La pérdida como tal — sea de la amistad o la defunción de un ser querido— son acertadamente representativas del envejecimiento súbito, de la muerte de una parte de nuestro ser. El duelo más desgarrador es terriblemente puesto en imágenes muy gráficas que, sí, podrían traumatizar a un niño. Y a un adulto que no soporte esta clase de visiones. Pero resulta en una hábil transformación de personaje y no muestra nada que no hubieran narrado ya los cuentos de la tradición oral, tan amantes de los detalles sádicos. En ese aspecto, obra sin paños calientes. Lo que concuerda con cierto poso anti-mindfulness que puede extraerse de todo ese refugio en la nube engañosa del «siempre positivo-nunca negativo» de tintes sectarios y que parece huir de afrontar los duelos y los dramas, sentirlos, llorarlos y procesarlos al ritmo que requieran. Ahí no hay infantilismos que valgan. Retrata las dependencias emocionales y sus alteraciones con la agonía que realmente implican. Mostrando que eso tan deseable a veces —y tan de moda— del desapego no es para nada tarea fácil. Y según en qué tipo de vínculos tan biológicos como emocionales, ni siquiera natural.
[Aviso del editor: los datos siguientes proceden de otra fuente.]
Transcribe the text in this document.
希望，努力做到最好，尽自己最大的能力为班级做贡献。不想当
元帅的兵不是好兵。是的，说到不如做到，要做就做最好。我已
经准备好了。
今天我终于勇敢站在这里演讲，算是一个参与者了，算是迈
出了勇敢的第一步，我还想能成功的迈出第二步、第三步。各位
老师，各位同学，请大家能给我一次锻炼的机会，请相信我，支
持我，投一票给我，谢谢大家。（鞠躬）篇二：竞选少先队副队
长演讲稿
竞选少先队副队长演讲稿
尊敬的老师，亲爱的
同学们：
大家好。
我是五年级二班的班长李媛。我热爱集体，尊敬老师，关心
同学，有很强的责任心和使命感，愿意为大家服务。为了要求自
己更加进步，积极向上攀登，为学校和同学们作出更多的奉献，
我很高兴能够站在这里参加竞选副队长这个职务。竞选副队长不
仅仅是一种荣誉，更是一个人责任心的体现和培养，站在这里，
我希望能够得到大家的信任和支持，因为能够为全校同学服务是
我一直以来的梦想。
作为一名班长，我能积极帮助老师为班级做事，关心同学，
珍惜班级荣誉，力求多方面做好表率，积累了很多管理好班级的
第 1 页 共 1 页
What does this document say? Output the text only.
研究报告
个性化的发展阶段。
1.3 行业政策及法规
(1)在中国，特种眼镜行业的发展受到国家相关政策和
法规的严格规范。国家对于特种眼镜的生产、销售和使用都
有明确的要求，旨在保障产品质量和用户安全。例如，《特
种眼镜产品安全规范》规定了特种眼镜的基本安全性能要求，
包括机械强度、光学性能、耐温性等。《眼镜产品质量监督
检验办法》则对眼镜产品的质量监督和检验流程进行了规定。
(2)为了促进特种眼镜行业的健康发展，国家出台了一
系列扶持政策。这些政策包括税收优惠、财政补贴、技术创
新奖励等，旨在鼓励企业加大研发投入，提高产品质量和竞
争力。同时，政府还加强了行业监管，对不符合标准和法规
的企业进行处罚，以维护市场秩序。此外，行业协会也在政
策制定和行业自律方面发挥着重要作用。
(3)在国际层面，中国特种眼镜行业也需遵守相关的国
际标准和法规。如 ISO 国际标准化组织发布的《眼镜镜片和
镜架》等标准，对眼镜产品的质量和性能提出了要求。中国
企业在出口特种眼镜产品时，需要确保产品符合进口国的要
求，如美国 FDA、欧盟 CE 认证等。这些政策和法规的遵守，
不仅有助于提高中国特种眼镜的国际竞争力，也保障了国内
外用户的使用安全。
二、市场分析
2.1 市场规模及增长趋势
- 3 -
La pérdida que más miedo podría dar es la de Madre: la gigantesca criatura abisal responsable de la preservación de lo salvaje y libre de la infancia: la naturaleza, la vida en estado puro. Y si no se cuida, su ira será como la de mamá cuando te portas mal y está hasta arriba de trabajo; como la erupción de un volcán real: y es que, literalmente, la isla donde se ha rodado, cuenta con uno en erupción. El temor a que algo pase a Madre también plasma la ansiedad infantil a la desaparición de sus progenitores, como teme Wendy. Pero es, en una muy mayor medida, una alusión a los destrozos que nos estamos ya ocasionando por cargarnos la naturaleza. Y la infancia es su mayor aliada y protectora ante el desastre adulto.